For example, a list of IPv4 addresses might look like the following output. The key is “addresses”. Each item in the list is a separate object, separated by braces { }. The objects are two key/value pairs: an IPv4 address (“ip”) and a subnet mask (“netmask”) separated by a comma. The array of objects in the list is also separated by a comma following the closing brace for each object.

JSON List of IPv4 Addresses

{
  "addresses": [
    {
      "ip": "172.16.0.2",
      "netmask": "255.255.255.0"
    },
    {
      "ip": "172.16.0.3",
      "netmask": "255.255.255.0"
    },
    {
      "ip": "172.16.0.4",
      "netmask": "255.255.255.0"
    }
  ]
}

14.2.7. YAML Data Format

YAML is another type of human readable data format used by applications for storing, transferring, and reading data. Some of the characteristic of YAML include:

  • It is like JSON and is considered a superset of JSON.
  • It has a minimalist format making it easy to both read and write.
  • It uses indentation to define its structure, without the use of brackets or commas.

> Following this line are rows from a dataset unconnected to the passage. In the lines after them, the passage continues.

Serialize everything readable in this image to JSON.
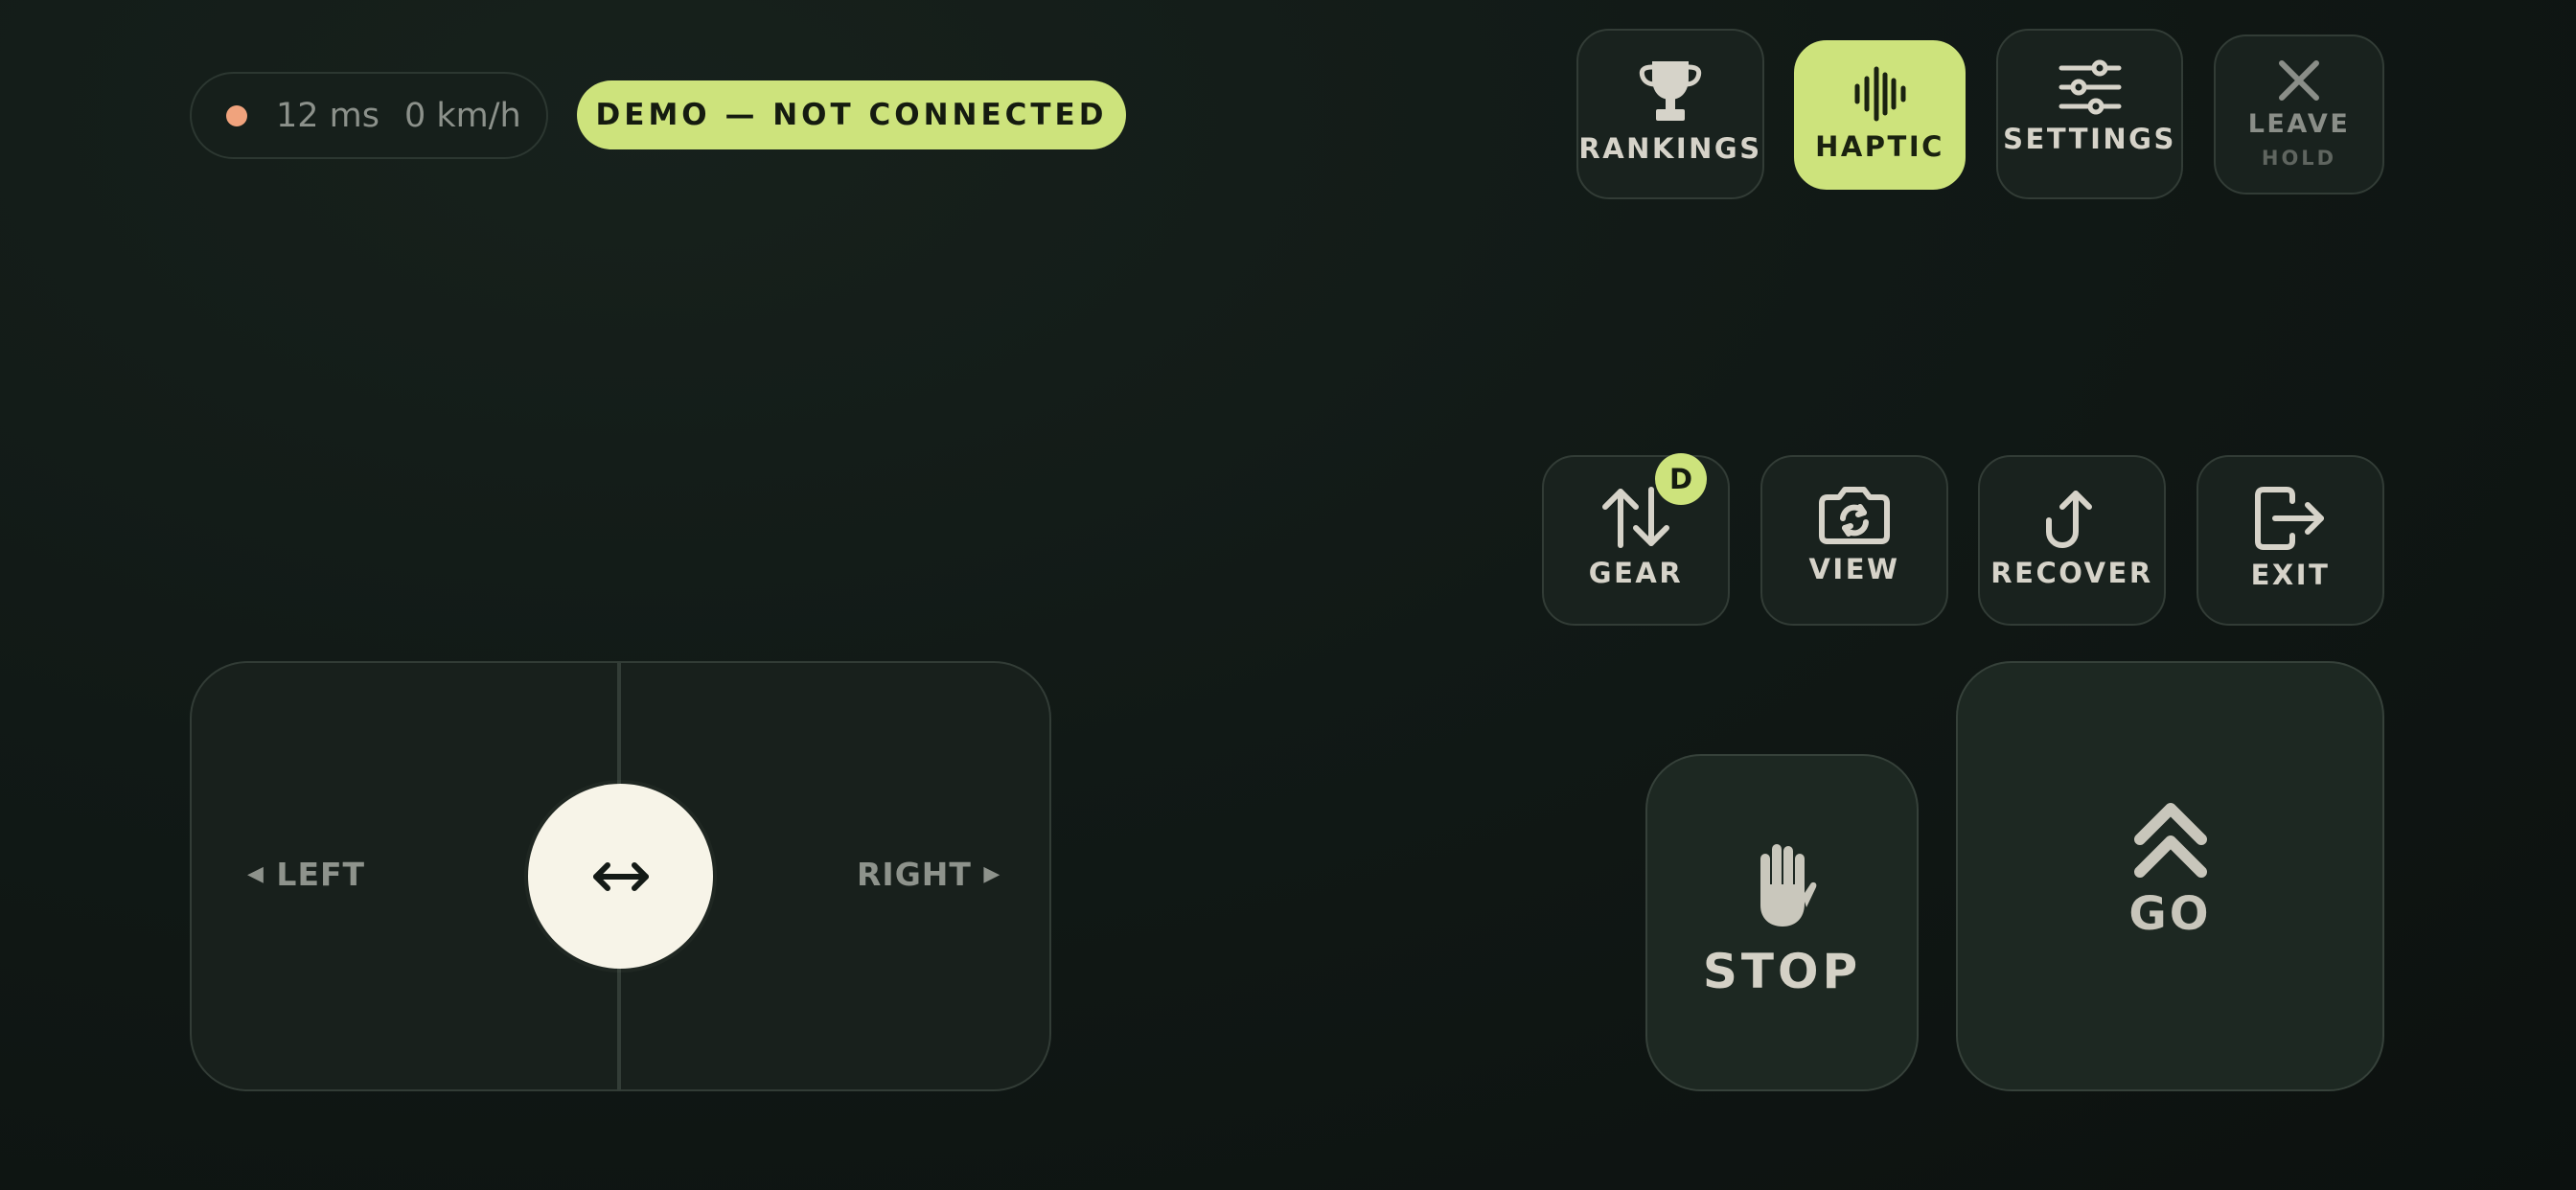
{
  "status": {
    "latency": "12 ms",
    "speed": "0 km/h",
    "indicator_color": "#f0a37d"
  },
  "demo_badge": "DEMO — NOT CONNECTED",
  "top_buttons": {
    "rankings": {
      "label": "RANKINGS",
      "icon": "trophy-icon"
    },
    "haptic": {
      "label": "HAPTIC",
      "icon": "waveform-icon",
      "active": true
    },
    "settings": {
      "label": "SETTINGS",
      "icon": "sliders-icon"
    },
    "leave": {
      "label": "LEAVE",
      "sublabel": "HOLD",
      "icon": "close-icon"
    }
  },
  "action_buttons": {
    "gear": {
      "label": "GEAR",
      "badge": "D",
      "icon": "up-down-arrows-icon"
    },
    "view": {
      "label": "VIEW",
      "icon": "camera-rotate-icon"
    },
    "recover": {
      "label": "RECOVER",
      "icon": "u-turn-arrow-icon"
    },
    "exit": {
      "label": "EXIT",
      "icon": "exit-door-icon"
    }
  },
  "steering": {
    "left_label": "LEFT",
    "right_label": "RIGHT"
  },
  "pedals": {
    "stop_label": "STOP",
    "go_label": "GO"
  },
  "colors": {
    "accent": "#cde37c",
    "background": "#111916",
    "knob": "#f7f4e8"
  }
}
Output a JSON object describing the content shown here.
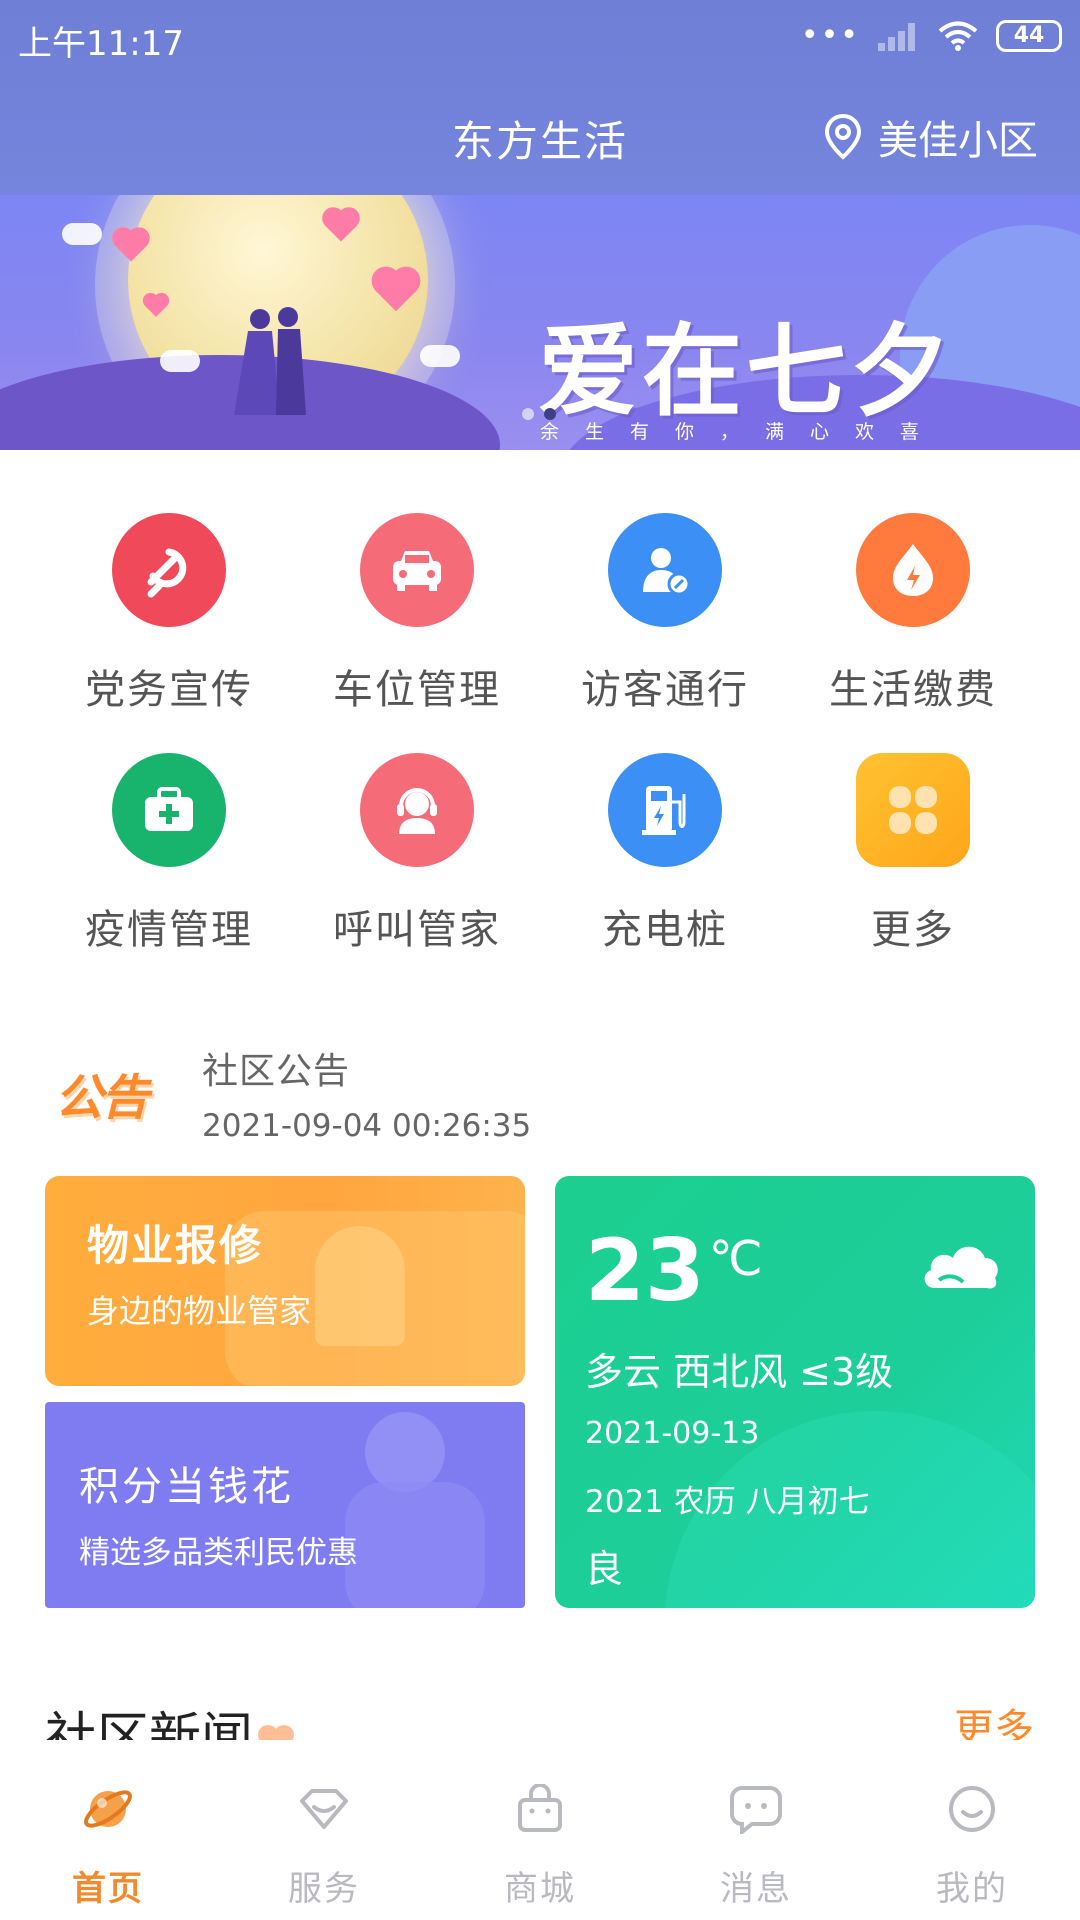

For example, look at this JSON output for a Gigabit Ethernet 2 interface.

JSON for GigabitEthernet2

{
   "ietf-interfaces:interface": {
      "name": "GigabitEthernet2",
      "description": "Wide Area Network",
      "enabled": true,
      "ietf-ip:ipv4": {
         "address": [
            {
               "ip": "172.16.0.2",
               "netmask": "255.255.255.0"
            },
            {
               "ip": "172.16.0.3",
               "netmask": "255.255.255.0"
            },
            {
               "ip": "172.16.0.4",
               "netmask": "255.255.255.0"
            }
         ]
      }
   }
}

That same data in YAML format is easier to read. Similar to JSON, a YAML object is one or more key value pairs. Key value pairs are separated by a colon without the use of quotation marks. In YAML, a hyphen is used to separate each element in a list. This is shown for the three IPv4 addresses in the following output.

YAML for GigabitEthernet2

ietf-interfaces:interface:
  name: GigabitEthernet2
  description: Wide Area Network
  enabled: true
  ietf-ip:ipv4:
    address:
    - ip: 172.16.0.2
      netmask: 255.255.255.0
    - ip: 172.16.0.3
      netmask: 255.255.255.0
    - ip: 172.16.0.4
      netmask: 255.255.255.0

14.2.8. XML Data Format

XML is one more type of human readable data format used to store, transfer, and read data by applications. Some of the characteristics of XML include:

  • It is like HTML , which is the standardized markup language for creating web pages and web applications.
  • It is self-descriptive. It encloses data within a related set of tags: <tag>data</tag>
  • Unlike HTML, XML uses no predefined tags or document structure.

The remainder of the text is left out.